In conclusion, a positive specific IgM result allows the diagnosis of a recent M. pneumoniae infection with high reliability in children on a single serum sample, but only if a specific test is used. Because of their lack of specificity, the EIA-Sorin and EIA-Biotest are inaccurate for the routine detection of M. pneumoniae IgM. However, more washing in the EIA-Sorin procedure assay improves specificity (data not shown). Our results show that the μ-capture EIA-Platelia is the most specific technique for detecting M. pneumoniae-specific IgM and that the EIA-BMD has an acceptable specificity with a greater sensitivity in IgG detection. Both tests are suitable for routine diagnosis, and the choice depends on what processing and supplying facilities are available. In adults, when a single serum sample is used, and in the absence of IgM antibodies, the presence of specific IgG antibodies does not discriminate between a current and previous infection.
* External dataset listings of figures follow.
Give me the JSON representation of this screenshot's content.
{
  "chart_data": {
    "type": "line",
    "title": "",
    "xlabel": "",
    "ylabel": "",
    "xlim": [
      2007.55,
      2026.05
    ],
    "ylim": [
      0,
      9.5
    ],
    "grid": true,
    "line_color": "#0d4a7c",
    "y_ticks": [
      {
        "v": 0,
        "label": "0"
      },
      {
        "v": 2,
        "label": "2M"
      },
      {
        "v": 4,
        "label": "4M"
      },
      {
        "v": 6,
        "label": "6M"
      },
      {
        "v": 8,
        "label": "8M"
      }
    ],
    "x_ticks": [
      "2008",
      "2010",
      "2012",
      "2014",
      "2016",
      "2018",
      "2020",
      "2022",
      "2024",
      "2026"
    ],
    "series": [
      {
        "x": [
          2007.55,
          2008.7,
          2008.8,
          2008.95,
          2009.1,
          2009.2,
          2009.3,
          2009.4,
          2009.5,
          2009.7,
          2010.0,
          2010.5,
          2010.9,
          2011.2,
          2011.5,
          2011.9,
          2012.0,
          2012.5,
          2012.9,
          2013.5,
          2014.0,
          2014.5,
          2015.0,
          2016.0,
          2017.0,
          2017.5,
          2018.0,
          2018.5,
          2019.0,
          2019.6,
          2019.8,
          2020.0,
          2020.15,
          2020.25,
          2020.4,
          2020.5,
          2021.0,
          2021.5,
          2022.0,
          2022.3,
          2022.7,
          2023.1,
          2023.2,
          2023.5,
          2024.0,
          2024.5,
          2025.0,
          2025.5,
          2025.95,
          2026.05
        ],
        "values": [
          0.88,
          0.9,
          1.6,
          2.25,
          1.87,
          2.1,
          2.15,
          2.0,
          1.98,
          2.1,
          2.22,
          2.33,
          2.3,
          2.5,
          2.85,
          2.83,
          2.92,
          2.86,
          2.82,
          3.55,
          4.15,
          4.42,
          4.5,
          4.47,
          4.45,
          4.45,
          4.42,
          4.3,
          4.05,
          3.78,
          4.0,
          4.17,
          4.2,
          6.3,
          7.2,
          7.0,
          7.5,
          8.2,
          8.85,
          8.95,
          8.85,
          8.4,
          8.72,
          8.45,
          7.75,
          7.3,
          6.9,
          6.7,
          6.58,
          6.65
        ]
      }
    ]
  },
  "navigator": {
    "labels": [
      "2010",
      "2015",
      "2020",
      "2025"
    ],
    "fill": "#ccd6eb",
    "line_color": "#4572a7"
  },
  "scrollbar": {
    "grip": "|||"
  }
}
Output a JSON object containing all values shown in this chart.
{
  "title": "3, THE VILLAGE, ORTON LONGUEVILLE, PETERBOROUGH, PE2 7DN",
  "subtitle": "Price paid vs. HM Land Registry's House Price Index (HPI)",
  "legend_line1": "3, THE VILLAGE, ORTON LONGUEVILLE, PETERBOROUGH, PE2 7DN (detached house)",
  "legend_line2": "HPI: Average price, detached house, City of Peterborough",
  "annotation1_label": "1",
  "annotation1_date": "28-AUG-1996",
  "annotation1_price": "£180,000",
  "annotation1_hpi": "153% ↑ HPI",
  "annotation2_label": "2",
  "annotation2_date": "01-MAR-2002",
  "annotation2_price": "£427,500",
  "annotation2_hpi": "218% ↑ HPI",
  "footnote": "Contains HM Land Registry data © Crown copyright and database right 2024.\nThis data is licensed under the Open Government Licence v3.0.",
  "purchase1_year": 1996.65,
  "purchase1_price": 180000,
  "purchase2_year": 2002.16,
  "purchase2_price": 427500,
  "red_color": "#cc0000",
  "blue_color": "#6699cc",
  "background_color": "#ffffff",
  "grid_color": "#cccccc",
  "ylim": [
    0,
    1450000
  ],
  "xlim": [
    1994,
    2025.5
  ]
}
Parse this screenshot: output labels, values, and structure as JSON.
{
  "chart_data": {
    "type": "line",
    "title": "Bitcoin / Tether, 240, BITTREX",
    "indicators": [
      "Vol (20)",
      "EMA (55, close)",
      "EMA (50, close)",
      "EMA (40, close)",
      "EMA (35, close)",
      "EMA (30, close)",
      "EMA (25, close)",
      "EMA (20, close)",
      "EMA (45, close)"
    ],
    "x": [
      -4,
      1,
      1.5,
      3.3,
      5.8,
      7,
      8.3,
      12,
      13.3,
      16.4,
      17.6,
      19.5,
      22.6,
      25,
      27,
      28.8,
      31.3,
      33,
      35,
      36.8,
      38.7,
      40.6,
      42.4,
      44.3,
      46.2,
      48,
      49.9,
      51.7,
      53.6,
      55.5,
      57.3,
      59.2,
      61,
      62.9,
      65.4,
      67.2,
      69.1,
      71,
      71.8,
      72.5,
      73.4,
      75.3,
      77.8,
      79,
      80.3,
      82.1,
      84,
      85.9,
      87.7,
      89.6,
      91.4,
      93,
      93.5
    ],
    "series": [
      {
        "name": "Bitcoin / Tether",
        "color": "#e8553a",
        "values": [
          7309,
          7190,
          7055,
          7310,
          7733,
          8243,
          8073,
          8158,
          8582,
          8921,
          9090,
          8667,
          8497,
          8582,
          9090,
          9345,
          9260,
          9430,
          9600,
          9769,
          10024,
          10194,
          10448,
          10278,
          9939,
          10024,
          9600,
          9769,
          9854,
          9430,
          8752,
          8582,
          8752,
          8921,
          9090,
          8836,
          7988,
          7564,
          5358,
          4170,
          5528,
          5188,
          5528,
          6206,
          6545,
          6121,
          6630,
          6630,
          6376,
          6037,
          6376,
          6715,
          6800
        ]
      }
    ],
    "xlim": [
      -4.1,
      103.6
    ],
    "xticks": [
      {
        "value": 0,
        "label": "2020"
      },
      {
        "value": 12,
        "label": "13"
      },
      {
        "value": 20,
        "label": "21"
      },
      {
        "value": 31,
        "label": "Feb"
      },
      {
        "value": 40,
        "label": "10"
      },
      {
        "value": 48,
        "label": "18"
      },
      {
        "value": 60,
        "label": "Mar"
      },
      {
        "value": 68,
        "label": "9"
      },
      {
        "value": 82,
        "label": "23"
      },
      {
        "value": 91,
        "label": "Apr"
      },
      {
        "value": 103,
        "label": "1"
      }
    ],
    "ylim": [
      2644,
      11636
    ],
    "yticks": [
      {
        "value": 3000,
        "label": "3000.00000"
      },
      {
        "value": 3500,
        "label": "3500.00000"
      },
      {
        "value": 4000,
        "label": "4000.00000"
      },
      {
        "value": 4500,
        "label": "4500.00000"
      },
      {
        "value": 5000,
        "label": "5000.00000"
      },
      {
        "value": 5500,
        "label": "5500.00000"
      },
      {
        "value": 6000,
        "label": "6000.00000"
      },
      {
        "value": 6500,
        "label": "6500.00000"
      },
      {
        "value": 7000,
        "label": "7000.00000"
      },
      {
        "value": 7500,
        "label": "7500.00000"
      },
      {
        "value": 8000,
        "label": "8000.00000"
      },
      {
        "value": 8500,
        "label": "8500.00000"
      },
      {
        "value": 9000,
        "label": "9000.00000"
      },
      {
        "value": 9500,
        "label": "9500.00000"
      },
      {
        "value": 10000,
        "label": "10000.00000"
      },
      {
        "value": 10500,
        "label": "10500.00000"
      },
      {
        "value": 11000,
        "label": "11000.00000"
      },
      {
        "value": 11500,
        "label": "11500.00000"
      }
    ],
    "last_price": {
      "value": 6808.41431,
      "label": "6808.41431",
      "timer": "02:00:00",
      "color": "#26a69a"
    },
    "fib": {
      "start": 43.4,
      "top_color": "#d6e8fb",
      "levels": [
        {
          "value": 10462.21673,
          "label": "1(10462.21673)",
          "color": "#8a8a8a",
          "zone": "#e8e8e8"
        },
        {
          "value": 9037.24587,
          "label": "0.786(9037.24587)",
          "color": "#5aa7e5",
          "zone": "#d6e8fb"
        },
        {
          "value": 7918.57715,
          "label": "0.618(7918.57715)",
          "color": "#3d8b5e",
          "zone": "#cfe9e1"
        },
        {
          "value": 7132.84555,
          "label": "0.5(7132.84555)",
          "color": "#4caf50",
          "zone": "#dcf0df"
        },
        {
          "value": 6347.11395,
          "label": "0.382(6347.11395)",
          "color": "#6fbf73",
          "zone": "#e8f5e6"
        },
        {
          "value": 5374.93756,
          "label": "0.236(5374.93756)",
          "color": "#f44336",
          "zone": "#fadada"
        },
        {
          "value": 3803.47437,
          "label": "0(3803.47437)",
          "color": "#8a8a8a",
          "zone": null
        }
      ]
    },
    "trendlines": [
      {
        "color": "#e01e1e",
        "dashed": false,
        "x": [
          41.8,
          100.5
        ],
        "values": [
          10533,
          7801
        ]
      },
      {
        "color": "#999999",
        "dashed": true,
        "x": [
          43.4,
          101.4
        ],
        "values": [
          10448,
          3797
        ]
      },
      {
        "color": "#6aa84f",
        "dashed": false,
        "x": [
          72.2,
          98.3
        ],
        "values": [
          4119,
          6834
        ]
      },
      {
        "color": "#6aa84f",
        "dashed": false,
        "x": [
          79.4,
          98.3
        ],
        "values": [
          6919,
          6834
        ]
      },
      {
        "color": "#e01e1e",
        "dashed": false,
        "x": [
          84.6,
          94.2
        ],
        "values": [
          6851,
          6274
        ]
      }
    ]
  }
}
A correct interpretation of EIAs requires paired sera with a rise in antibody titer between both tests, which consequently delays the results. Therefore, PCR should be combined with IgG and IgM antibody detection to allow fast and reliable diagnosis of M. pneumoniae infection. In the case of a negative PCR or negative IgM result with the acute-phase serum sample, IgG and IgM detection using paired sera is necessary to either confirm or reject the diagnosis of M. pneumoniae infection.